2,300 Bicycles And Toronto Bike Shop Property "FROZEN"
Almost 2,300 bicycles, a property housing a Toronto second-hand bicycle shop and two vehicles have been frozen under Ontario's groundbreaking civil forfeiture law.
Ontario's Attorney General has been granted a temporary court order to preserve 2,292 used bicycles and two vehicles, pending the outcome of civil forfeiture proceedings. The order also preserves property at 927 Queen Street West in Toronto, formerly the location of a used bicycle shop. This preservation order "freezes" the ownership of the bicycles, building and vehicles to prevent them from being mortgaged or sold.
Government lawyers satisfied the civil court that there are reasonable grounds to believe the property and assets are proceeds or instruments of unlawful activity. The Crown will now seek to prove the allegations in court. If successful, the property will be forfeited to the Crown.
- Under Ontario’s civil forfeiture program, forfeited property is converted to cash and used to compensate victims and provide grants for programs to assist victims and prevent victimization.

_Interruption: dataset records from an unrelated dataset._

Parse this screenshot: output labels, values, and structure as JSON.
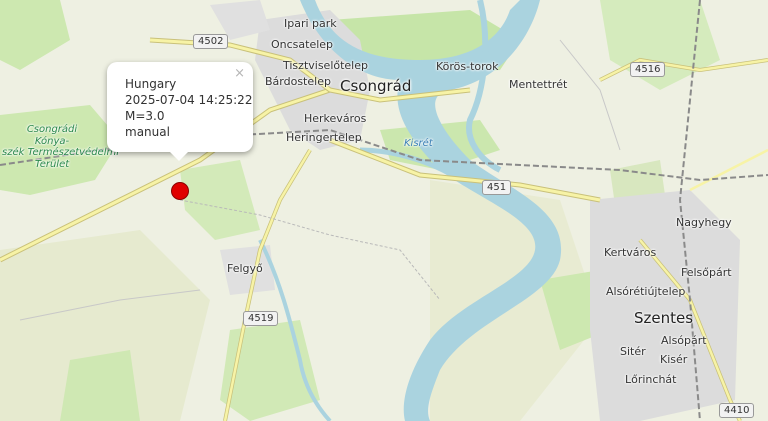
{
  "map": {
    "places": [
      {
        "key": "ipari-park",
        "name": "Ipari park"
      },
      {
        "key": "oncsatelep",
        "name": "Oncsatelep"
      },
      {
        "key": "tisztviselotelep",
        "name": "Tisztviselőtelep"
      },
      {
        "key": "bardostelep",
        "name": "Bárdostelep"
      },
      {
        "key": "csongrad",
        "name": "Csongrád"
      },
      {
        "key": "koros-torok",
        "name": "Körös-torok"
      },
      {
        "key": "mentettret",
        "name": "Mentettrét"
      },
      {
        "key": "herkevaros",
        "name": "Herkeváros"
      },
      {
        "key": "heringertelep",
        "name": "Heringertelep"
      },
      {
        "key": "kisret",
        "name": "Kisrét"
      },
      {
        "key": "nagyhegy",
        "name": "Nagyhegy"
      },
      {
        "key": "kertvaros",
        "name": "Kertváros"
      },
      {
        "key": "felsopart",
        "name": "Felsőpárt"
      },
      {
        "key": "alsoretiujtelep",
        "name": "Alsórétiújtelep"
      },
      {
        "key": "szentes",
        "name": "Szentes"
      },
      {
        "key": "alsopart",
        "name": "Alsópárt"
      },
      {
        "key": "siter",
        "name": "Sitér"
      },
      {
        "key": "kiser",
        "name": "Kisér"
      },
      {
        "key": "lorinchat",
        "name": "Lőrinchát"
      },
      {
        "key": "felgyo",
        "name": "Felgyő"
      }
    ],
    "park_label": [
      "Csongrádi",
      "Kónya-",
      "szék Természetvédelmi",
      "Terület"
    ],
    "road_shields": [
      "4502",
      "4516",
      "451",
      "4519",
      "4410"
    ],
    "colors": {
      "land": "#eef0e2",
      "field": "#e9ecd6",
      "forest": "#cde8b0",
      "water": "#aad3df",
      "urban": "#dcdcdc",
      "road": "#f7f3a6",
      "road_casing": "#c9c17a",
      "marker": "#e00000"
    }
  },
  "popup": {
    "country": "Hungary",
    "datetime": "2025-07-04 14:25:22",
    "magnitude": "M=3.0",
    "mode": "manual",
    "close_symbol": "×"
  }
}
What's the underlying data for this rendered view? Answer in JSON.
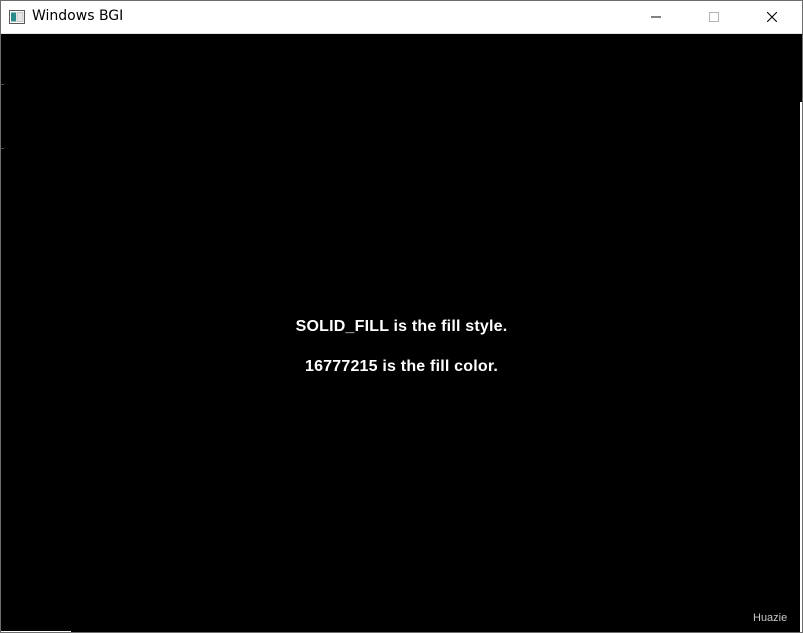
{
  "window": {
    "title": "Windows BGI",
    "icons": {
      "app": "window-app-icon",
      "minimize": "minimize-icon",
      "maximize": "maximize-icon",
      "close": "close-icon"
    }
  },
  "canvas": {
    "background": "#000000",
    "text_color": "#ffffff",
    "lines": [
      "SOLID_FILL is the fill style.",
      "16777215 is the fill color."
    ]
  },
  "watermark": "Huazie"
}
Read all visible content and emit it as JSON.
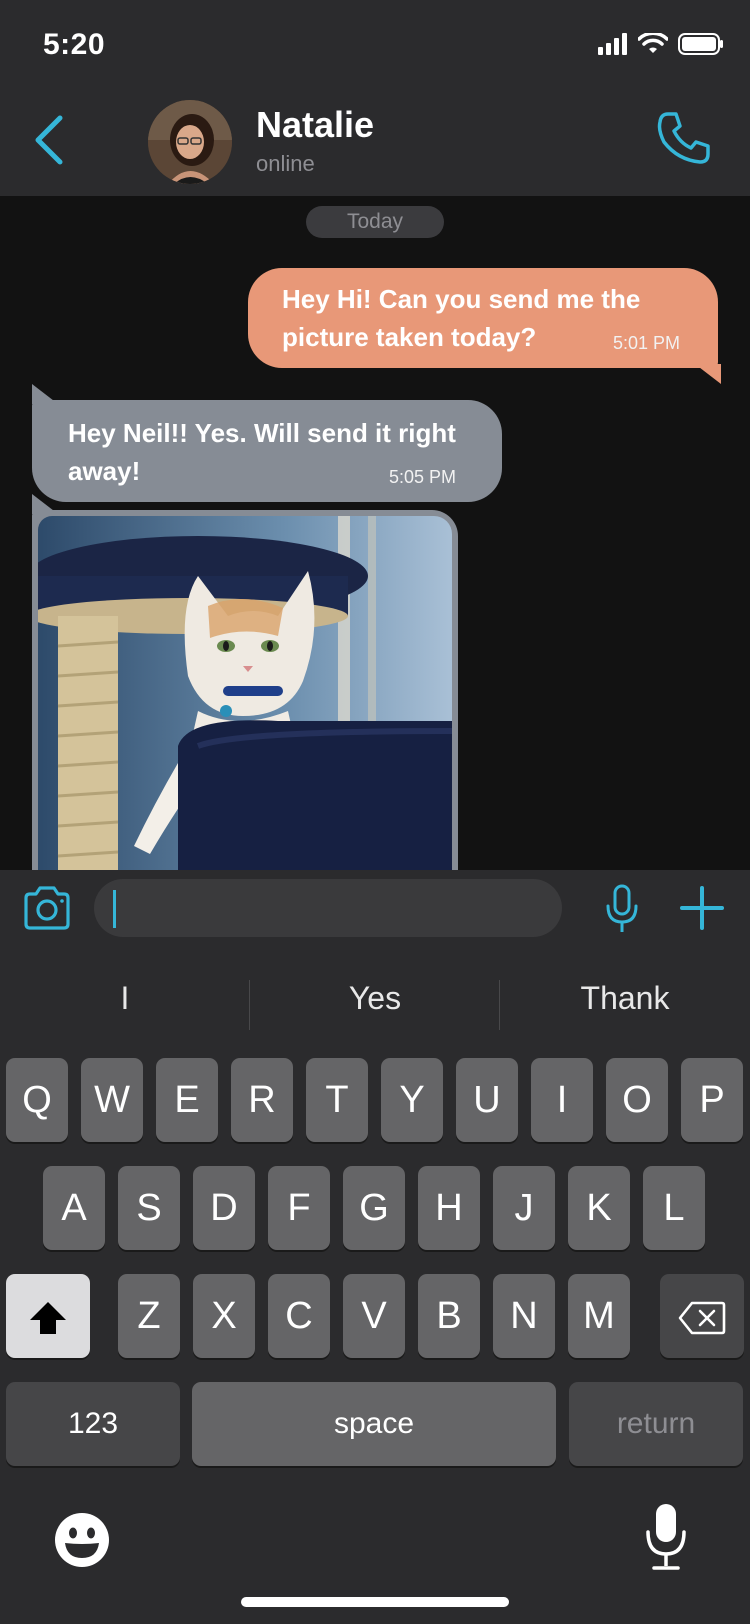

- Since November 2003, a total of $8.3 million in property has been forfeited to the Crown. The province also has more than $10 million in property that is frozen pending the completion of civil forfeiture proceedings.
- Civil forfeiture proceeds have funded approximately $1 million in compensation to victims of unlawful activity and more than $900,000 in grants to law enforcement agencies.
“Allowing people to keep ill-gotten gains goes against the fundamental notion of justice,” said Attorney General Chris Bentley. “We’ve taken steps to freeze assets under Ontario’s innovative civil forfeiture law as a step towards recovering the proceeds of unlawful activity and also to compensate the victims of that unlawful activity.”